Cancellation of Removal for non-legal permanent residents is more difficult than that for LPR’s. To qualify for cancellation of removal under INA § 240A(b)(1) , the person must establish the following:

  1. continuous physical presence in the United States for 10 years immediately preceding the application for relief;
  2. good moral character during the 10-year period;
  3. have not been convicted of an offense that would make them inadmissible or deportable; and
  4. their removal would result in exceptional and extremely unusual hardship to a USX or LPR spouse, parent or child.

That last criteria, exceptional and extremely unusual hardship to a USC or LPR spouse, parent or child is an extremely hard standard to meet. Lower standards of living or adverse country conditions are generally not enough to meet the standard. Factors that meet the exceptional and extremely unusual hardship standard include a serious illness to a child for which treatment would not be available if the child was forced to accompany his or her parent back to their country of origin.

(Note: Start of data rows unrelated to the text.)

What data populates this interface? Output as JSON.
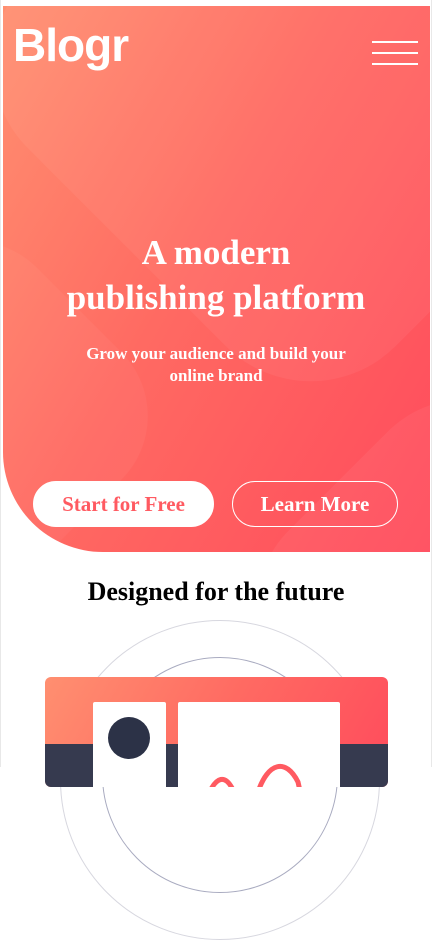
{
  "header": {
    "logo_text": "Blogr",
    "menu_icon": "hamburger-menu-icon"
  },
  "hero": {
    "headline_lines": [
      "A modern",
      "publishing platform"
    ],
    "subheading_lines": [
      "Grow your audience and build your",
      "online brand"
    ],
    "primary_button_label": "Start for Free",
    "secondary_button_label": "Learn More"
  },
  "features": {
    "title": "Designed for the future"
  },
  "colors": {
    "gradient_start": "#ff8f70",
    "gradient_end": "#ff4b5c",
    "primary_button_text": "#ff5a61",
    "illustration_dark": "#363a4f"
  }
}
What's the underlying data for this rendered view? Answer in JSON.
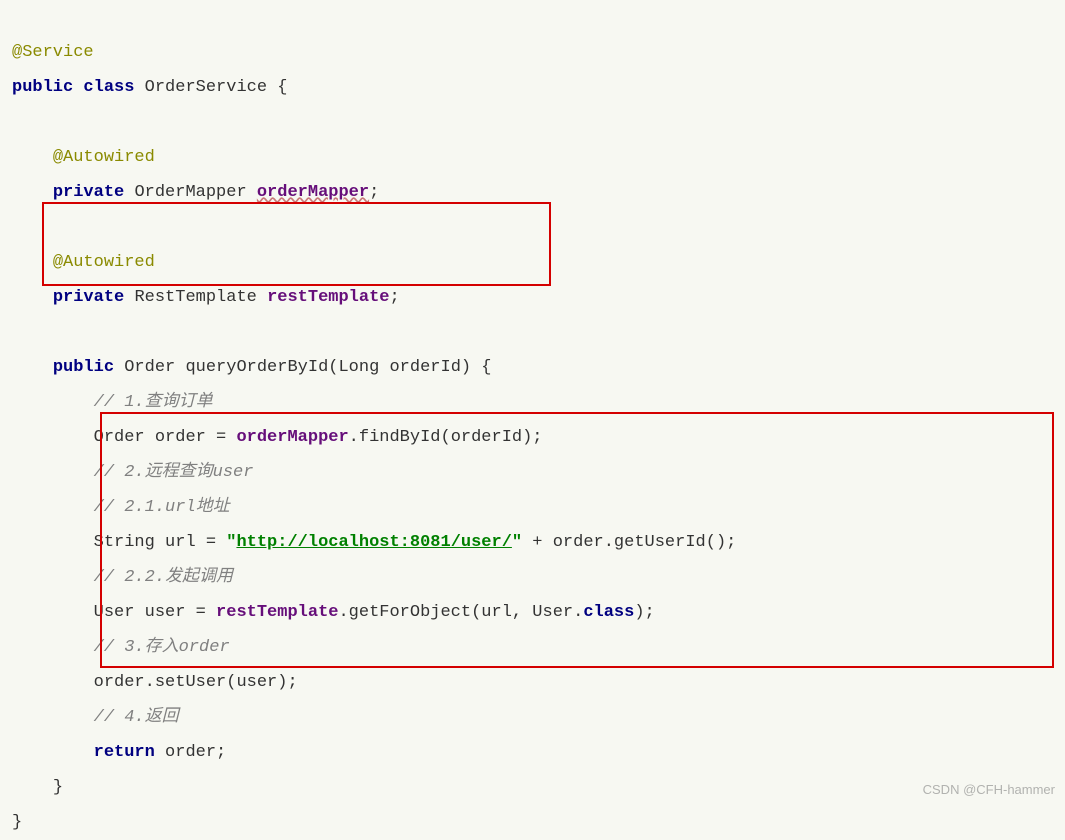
{
  "code": {
    "l1_annotation": "@Service",
    "l2_kw1": "public",
    "l2_kw2": "class",
    "l2_class": "OrderService {",
    "l4_annotation": "@Autowired",
    "l5_kw": "private",
    "l5_type": "OrderMapper",
    "l5_field": "orderMapper",
    "l5_semi": ";",
    "l7_annotation": "@Autowired",
    "l8_kw": "private",
    "l8_type": "RestTemplate",
    "l8_field": "restTemplate",
    "l8_semi": ";",
    "l10_kw": "public",
    "l10_rest": "Order queryOrderById(Long orderId) {",
    "l11_comment": "// 1.查询订单",
    "l12_a": "Order order = ",
    "l12_field": "orderMapper",
    "l12_b": ".findById(orderId);",
    "l13_comment": "// 2.远程查询user",
    "l14_comment": "// 2.1.url地址",
    "l15_a": "String url = ",
    "l15_str_q1": "\"",
    "l15_str_url": "http://localhost:8081/user/",
    "l15_str_q2": "\"",
    "l15_b": " + order.getUserId();",
    "l16_comment": "// 2.2.发起调用",
    "l17_a": "User user = ",
    "l17_field": "restTemplate",
    "l17_b": ".getForObject(url, User.",
    "l17_kw": "class",
    "l17_c": ");",
    "l18_comment": "// 3.存入order",
    "l19": "order.setUser(user);",
    "l20_comment": "// 4.返回",
    "l21_kw": "return",
    "l21_rest": " order;",
    "l22": "}",
    "l23": "}"
  },
  "watermark": "CSDN @CFH-hammer"
}
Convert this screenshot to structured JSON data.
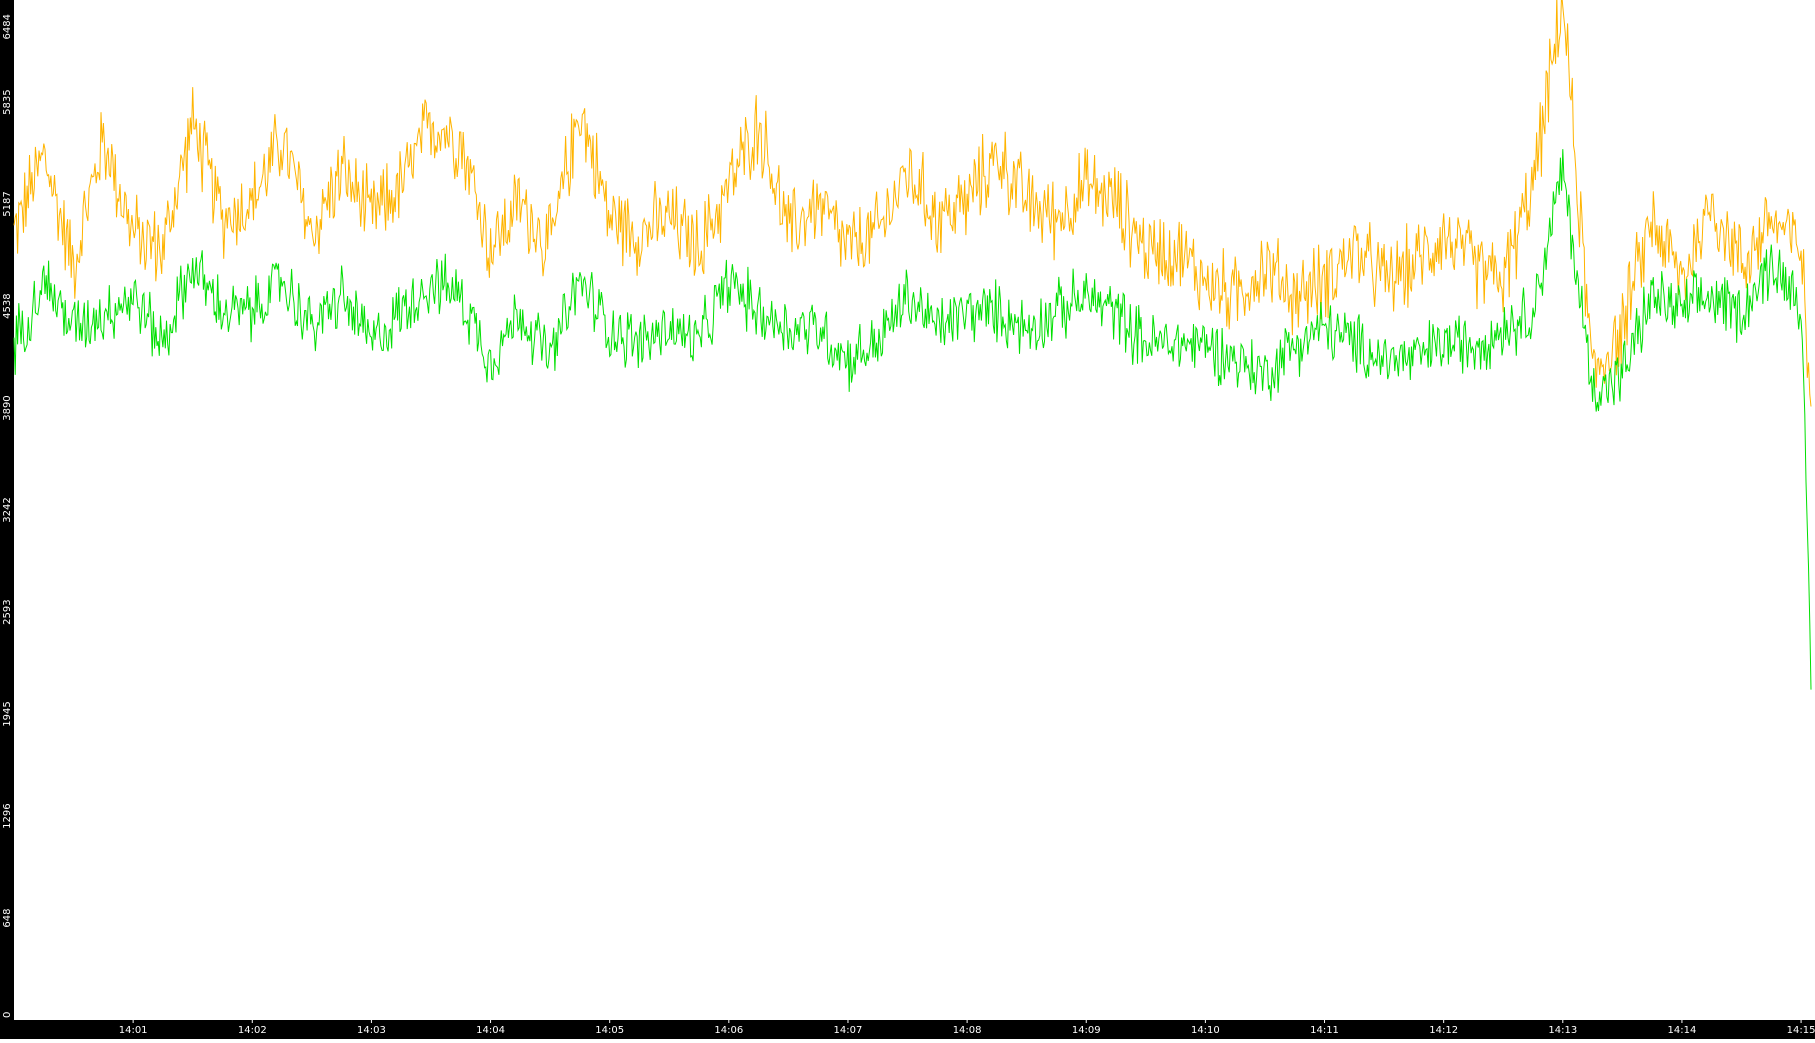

The removal process begins when one is served with a Notice to Appear (an “NTA”) before an immigration judge. The NTA has a date and time to appear in immigration court before an immigration judge for a Master Calendar Hearing. If you receive and NTA for any reason, you should immediately seek to retain an immigration attorney who is experienced in Removal Proceedings. Each case is unique and the law is extremely difficult to apply. Only an attorney experienced in Removal Proceedings can competently help you navigate the process. Since there are many other forms of relief other than Cancellation, an immigration attorney will be able to evaluate your case and determine what relief, if any, is available to you, and construct a defense that will be successful in immigration court.